By Michelle CannizzoColumnist
One of the best things about attending college is the fact that students are given as many options as possible. They are offered an abundance of majors and minors, but what types of degrees are students choosing to pursue as of late?
According to an Oct. 30 article published by Tamar Lewin of The New York Times, some college students are forgoing degrees in humanities and opting to pursue degrees in science and business because they feel that such an education will lead to more and better career options post graduation.
The article states that at Stanford University, which is said to have a strong humanities program, “…some 45 percent of the faculty members in [the] main undergraduate division are clustered in the humanities – but only 15 percent of the students.”
Similar can be said for Harvard University and Princeton University, both worried by the decline in the number of students wishing to enroll in humanity-based majors. Lewin shares that Harvard had a 20 percent decline in humanities majors in the past ten years, and Princeton is creating humanity-based high school programs in the hopes of luring prospective students into humanities studies.
These universities are using their resources to create new programs and generate larger student interest in the humanities, but for universities that do not have the luxury of being part of the Ivy League, such as our own Hofstra University, there may be insufficient funds for doing so.
Despite this, no universities should remove the humanities from their academic programs. Who are they to decide what students may choose to study?
As institutions aimed toward academic achievement, universities must look at achievement in every light. Is achievement measured by who gets the highest grade on the bar exam after graduating from law school? Or is it measured by who writes a New York Times best seller? A person’s success should not be judged upon whether they have a humanity-based degree or a science-based degree, but rather, on what that person does with the degree in the future.

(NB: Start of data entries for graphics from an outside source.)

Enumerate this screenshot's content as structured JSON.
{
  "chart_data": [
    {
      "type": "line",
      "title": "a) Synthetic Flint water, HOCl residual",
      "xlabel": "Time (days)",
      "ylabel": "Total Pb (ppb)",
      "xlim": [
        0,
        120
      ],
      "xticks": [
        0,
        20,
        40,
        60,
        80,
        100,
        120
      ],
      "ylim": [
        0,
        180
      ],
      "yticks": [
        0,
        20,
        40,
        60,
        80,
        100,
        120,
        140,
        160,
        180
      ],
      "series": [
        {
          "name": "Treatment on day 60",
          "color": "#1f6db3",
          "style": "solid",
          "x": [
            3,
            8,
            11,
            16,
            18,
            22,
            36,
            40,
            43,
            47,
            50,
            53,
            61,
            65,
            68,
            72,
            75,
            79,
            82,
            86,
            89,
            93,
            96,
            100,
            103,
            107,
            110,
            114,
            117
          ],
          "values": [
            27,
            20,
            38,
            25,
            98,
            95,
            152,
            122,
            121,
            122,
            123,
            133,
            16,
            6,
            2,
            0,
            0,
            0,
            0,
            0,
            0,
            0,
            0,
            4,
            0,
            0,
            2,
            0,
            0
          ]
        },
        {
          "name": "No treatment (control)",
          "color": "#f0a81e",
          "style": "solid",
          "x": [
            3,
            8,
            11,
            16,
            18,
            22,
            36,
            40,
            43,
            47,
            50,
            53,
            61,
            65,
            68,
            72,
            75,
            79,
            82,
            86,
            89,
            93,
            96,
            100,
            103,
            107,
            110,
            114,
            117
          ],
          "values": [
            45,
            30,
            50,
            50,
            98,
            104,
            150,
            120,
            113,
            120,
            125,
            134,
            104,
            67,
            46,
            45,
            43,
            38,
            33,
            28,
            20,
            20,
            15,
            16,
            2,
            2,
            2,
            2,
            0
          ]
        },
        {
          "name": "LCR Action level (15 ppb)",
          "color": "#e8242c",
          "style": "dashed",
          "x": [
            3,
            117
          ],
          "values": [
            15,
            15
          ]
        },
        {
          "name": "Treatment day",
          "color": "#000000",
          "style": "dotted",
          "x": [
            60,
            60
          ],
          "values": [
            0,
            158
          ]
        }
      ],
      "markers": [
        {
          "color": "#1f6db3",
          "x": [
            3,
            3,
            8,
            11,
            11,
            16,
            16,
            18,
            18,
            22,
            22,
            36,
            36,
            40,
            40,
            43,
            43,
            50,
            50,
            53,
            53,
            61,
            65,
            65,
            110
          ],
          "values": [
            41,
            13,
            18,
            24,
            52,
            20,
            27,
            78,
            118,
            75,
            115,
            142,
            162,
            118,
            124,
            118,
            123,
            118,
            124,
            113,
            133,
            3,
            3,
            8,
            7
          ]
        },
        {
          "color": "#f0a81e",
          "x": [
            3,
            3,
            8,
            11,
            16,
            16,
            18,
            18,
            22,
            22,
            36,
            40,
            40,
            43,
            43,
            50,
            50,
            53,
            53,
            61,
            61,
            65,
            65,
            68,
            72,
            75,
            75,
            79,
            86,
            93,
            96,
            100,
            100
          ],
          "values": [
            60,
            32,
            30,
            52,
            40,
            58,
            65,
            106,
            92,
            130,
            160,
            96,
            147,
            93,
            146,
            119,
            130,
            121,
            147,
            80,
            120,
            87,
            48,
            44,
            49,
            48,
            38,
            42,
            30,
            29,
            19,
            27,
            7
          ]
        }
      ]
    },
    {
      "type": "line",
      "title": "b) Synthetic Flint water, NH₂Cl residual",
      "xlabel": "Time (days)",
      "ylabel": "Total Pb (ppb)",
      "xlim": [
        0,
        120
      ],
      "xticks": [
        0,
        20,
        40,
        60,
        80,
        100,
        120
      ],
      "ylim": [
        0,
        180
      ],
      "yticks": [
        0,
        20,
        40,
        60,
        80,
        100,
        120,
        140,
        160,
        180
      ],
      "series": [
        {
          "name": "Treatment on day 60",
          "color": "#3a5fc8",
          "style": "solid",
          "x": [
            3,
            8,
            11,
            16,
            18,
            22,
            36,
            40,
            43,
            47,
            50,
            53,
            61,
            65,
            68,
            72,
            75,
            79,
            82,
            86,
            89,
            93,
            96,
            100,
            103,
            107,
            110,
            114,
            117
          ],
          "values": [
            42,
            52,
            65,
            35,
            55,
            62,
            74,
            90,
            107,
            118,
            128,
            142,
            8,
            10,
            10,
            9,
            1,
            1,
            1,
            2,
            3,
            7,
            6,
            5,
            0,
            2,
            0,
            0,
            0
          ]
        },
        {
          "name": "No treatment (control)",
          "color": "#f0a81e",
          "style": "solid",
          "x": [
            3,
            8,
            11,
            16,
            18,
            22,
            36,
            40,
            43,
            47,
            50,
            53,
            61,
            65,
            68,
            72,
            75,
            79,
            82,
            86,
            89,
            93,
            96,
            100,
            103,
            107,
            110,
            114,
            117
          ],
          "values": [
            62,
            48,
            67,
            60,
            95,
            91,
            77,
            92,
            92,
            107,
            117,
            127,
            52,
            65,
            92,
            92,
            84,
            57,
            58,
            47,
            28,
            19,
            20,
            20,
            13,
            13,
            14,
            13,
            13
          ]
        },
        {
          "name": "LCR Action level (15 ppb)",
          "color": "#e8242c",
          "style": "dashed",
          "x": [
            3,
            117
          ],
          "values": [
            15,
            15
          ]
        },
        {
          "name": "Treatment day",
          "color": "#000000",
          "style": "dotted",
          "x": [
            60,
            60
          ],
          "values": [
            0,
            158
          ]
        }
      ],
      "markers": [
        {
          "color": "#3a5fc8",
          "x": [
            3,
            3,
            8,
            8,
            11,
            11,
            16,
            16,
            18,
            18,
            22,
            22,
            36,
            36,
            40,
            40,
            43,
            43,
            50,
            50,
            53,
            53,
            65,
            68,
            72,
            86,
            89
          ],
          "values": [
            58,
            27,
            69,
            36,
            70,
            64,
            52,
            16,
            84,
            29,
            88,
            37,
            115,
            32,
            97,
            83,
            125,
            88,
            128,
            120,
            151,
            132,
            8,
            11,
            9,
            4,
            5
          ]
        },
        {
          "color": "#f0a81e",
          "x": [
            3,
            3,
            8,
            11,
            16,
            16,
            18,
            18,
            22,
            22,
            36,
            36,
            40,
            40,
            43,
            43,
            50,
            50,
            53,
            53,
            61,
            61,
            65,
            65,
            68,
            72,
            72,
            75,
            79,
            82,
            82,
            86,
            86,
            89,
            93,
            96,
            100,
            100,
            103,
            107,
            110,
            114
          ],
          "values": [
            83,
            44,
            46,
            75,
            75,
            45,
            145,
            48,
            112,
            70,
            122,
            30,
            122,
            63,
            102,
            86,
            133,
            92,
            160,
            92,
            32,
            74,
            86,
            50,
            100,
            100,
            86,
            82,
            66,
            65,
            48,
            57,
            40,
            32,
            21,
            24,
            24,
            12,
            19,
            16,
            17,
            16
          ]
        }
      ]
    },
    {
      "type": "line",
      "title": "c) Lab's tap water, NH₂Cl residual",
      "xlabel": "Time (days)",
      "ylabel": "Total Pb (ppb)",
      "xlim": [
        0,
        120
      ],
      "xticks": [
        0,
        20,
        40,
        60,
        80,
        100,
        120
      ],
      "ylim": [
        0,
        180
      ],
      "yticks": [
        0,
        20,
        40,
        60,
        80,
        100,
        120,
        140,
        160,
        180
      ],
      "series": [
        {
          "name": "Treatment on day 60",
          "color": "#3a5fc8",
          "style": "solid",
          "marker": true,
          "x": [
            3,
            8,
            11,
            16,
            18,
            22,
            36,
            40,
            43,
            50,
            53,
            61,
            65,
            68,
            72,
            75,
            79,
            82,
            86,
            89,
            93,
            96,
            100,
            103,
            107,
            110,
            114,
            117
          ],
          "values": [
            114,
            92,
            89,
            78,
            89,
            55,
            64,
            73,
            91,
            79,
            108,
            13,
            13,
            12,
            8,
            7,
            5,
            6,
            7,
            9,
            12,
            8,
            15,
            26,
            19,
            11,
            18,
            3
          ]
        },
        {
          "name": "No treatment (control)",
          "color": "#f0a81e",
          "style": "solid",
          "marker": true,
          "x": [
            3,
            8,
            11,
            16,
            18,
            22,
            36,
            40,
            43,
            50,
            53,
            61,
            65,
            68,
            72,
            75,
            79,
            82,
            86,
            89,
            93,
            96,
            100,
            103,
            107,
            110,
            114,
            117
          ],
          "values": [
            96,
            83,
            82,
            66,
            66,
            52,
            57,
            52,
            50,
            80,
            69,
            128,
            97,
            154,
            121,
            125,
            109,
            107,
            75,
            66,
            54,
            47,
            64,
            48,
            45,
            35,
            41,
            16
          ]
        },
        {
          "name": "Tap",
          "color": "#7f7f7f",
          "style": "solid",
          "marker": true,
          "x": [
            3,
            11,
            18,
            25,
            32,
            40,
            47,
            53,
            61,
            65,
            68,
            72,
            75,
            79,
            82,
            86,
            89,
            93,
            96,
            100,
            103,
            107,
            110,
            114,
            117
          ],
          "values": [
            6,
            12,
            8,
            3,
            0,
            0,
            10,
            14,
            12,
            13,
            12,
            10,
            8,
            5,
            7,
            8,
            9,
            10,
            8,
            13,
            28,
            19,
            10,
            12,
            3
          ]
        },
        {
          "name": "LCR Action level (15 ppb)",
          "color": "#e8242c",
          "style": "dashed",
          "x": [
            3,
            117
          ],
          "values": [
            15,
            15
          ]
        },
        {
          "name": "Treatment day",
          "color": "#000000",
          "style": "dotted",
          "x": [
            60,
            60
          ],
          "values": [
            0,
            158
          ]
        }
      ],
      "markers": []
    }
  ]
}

The humanities are essential because they bring us all together: the biology majors with the film majors, the international business majors with the English majors. People well versed in the humanities are vital to our society, and it is worth spending the time and money required to educate them.
Fortunately, Hofstra does not seem to have any reason to even consider eliminating degrees in the humanities – not yet, anyway. According to the University’s USNews Education profile page, the five most popular majors for 2012 graduates were marketing, psychology, public relations, business management and English – a nearly fair split between the humanities and the sciences.
We are lucky to attend a university at which the student body wishes to pursue majors of all categories, and it is because of this that Hofstra is likely to continue to offer a wide variety of degree options in the future.